You are correct about internal/external browsing.

Building blocks: I would follow the Login and Authentication section, both
computer and user are the same.

The web server will be in a domain, so it should be pointing to the domain
controller for DNS. The domain controller can point wherever you want for
DNS helper resolution.

SQL server could be in either place. Inside the internal segment protects
the SQL server from attack if the web server is compromised, but it also
gives the attacker a valid SQL password and an open port to your internal
network. Leaving it in the DMZ makes it vulnerable to direct attack if your
web server is compromised.

I don't really think you gain too much by pushing the SQL Server into the
internal network. If somebody gains control over the web server, they have
all of the usernames & passwords in every connection string on the server
and could use that to do pretty much whatever they wanted to do with the SQL
Server data.

However, if your application was developed with strict security in mind and
compromise of the connection string username & password doesn't mean that
all of the data you're trying to protect is vulnerable, it might be worth
the extra protection to bring the SQL server inside.

18-Feb-07 09:36 AM

I think I got a bit confused when I read the document. I was referring to our
current setup with our own domain over different sites, not the future
hosting domain. Since the document discussed security between dc´s  I menat
that our setup with vpn between different sites would be enough. The hosting
domain will reside in a single location.

So both the websevrer and sql server should be placed in the dmz. Login and
authentication for both users and computer should be applied in the firewall
rules and be sufficient for both sql and the web server. Does a public dns
server in the dmz require the same rules as above?

In this setup all servers but the dc should be in the dmz, right?

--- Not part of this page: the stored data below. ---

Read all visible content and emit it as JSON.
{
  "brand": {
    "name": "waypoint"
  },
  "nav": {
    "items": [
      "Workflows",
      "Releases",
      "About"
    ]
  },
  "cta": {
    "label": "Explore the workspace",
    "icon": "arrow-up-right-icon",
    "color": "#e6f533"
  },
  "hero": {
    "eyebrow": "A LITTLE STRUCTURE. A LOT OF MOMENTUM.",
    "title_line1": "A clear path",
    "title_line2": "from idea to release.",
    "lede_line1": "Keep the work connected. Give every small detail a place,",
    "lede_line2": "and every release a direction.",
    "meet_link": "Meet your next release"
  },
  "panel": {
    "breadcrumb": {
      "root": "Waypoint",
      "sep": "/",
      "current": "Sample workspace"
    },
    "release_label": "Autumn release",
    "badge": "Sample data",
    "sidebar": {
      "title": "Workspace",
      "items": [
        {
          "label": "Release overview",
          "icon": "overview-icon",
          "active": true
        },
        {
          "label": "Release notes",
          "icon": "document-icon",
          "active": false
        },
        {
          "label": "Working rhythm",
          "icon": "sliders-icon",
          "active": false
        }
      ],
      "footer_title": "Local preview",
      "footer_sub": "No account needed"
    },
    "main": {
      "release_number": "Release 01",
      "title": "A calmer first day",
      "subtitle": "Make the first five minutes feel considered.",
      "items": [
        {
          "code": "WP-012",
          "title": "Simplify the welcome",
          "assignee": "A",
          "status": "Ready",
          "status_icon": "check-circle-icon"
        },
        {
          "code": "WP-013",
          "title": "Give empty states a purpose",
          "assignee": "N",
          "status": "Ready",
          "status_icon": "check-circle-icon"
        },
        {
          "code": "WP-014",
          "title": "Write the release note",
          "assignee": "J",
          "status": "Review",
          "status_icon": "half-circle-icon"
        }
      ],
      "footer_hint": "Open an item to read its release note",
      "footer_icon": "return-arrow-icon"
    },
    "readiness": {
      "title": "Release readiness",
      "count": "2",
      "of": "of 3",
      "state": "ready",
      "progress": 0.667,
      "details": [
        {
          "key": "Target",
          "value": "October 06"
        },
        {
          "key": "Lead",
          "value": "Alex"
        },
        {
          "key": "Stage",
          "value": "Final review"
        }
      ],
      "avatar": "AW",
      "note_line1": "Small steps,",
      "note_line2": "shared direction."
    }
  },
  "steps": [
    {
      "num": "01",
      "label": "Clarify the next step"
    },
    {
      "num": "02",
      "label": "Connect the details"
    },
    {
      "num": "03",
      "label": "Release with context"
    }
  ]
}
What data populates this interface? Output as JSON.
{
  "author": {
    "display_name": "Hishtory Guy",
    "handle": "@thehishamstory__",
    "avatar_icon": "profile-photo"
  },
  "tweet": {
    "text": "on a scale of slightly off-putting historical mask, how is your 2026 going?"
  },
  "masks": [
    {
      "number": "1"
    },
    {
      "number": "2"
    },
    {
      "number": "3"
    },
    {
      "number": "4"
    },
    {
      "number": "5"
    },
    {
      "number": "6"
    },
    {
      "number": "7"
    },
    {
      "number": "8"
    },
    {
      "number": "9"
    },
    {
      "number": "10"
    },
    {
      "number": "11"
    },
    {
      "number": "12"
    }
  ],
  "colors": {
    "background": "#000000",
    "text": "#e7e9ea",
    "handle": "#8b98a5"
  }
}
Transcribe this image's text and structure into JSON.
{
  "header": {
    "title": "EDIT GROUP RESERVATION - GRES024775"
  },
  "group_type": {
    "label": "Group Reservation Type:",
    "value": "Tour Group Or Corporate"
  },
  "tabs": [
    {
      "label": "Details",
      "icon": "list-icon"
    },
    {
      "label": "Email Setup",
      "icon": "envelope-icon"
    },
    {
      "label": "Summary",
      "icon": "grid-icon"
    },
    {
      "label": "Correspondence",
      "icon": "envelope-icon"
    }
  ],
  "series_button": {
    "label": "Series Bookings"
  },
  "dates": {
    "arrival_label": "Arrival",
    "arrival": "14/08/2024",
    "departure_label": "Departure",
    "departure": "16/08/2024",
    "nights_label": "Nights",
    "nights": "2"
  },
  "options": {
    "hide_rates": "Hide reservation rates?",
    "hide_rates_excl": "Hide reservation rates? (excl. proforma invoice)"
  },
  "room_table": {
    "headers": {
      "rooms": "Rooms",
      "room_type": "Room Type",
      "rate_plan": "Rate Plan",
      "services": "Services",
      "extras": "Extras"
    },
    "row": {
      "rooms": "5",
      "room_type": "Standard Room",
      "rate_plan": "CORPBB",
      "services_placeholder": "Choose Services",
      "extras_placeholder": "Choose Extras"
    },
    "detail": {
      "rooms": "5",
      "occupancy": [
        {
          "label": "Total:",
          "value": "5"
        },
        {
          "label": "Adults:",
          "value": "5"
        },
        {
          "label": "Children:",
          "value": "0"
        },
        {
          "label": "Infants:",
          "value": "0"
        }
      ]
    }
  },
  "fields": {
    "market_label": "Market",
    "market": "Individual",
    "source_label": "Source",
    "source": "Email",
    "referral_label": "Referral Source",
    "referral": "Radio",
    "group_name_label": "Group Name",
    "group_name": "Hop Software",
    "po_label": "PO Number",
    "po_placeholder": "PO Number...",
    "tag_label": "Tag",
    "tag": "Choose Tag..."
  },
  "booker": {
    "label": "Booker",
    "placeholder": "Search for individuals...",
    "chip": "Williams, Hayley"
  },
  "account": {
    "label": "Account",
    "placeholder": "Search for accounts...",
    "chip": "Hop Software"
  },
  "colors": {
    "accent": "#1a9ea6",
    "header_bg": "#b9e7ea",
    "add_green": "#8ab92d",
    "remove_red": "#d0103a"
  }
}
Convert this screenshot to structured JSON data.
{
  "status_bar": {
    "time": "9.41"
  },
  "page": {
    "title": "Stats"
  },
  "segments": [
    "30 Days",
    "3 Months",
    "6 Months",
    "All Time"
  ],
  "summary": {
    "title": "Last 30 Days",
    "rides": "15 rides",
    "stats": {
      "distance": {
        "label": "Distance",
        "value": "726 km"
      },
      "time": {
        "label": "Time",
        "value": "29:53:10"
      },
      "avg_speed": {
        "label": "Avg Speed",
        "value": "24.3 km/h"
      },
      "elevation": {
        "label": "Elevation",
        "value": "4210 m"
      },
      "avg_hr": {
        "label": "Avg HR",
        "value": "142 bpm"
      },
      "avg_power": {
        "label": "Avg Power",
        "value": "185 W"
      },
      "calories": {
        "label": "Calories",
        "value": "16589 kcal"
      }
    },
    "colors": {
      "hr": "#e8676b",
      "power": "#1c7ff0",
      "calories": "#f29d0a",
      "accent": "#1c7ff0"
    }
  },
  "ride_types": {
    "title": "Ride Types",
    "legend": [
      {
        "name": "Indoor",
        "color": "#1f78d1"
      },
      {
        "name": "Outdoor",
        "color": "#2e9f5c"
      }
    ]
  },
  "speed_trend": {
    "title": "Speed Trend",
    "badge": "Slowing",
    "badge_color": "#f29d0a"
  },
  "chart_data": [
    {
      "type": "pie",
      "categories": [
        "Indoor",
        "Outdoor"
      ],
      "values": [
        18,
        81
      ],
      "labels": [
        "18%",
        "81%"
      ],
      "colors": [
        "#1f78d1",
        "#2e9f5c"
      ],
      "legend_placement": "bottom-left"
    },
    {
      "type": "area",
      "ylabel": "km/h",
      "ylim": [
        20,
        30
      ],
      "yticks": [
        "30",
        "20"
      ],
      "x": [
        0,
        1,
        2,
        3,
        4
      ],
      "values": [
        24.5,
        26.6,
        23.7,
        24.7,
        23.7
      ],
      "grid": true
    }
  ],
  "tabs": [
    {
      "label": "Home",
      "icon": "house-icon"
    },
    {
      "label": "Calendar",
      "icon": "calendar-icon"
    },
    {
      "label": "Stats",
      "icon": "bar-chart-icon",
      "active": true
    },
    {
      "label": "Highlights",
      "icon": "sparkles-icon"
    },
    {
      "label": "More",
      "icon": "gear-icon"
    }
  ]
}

As for using WebDav instead of ftp for updating web sites nothing but port
80 is required, right?

When setting up permissions for different customers web sites, is it best to
use local groups, domain groups or domain local groups? Is there a best
practice guide for this?

Thanks a lot!

18-Feb-07 10:16 AM

Hehe... OK hang on again...

The only ports the world needs to see for hosting are TCP 80/HTTP and TCP
443/HTTPS. For DNS, the world needs to see UDP 53/DNS. So regardless of
where you put the public DNS server, the world needs to see UDP port 53.

These other port openings are what the servers would need to send
communications between themselves. If they're all in the same DMZ segment,
they can all talk to each other. So if you put everything in the DMZ, they
can all talk amongst themselves and you don't have to play around with
opening up Netlogon ports. I had understood your original request to mean
that you wanted some of the hosting services to reside in the Internal zone.

I'd actually never heard about WebDav, but their site says it only uses port
80.

I would always create a domain group for your permissions.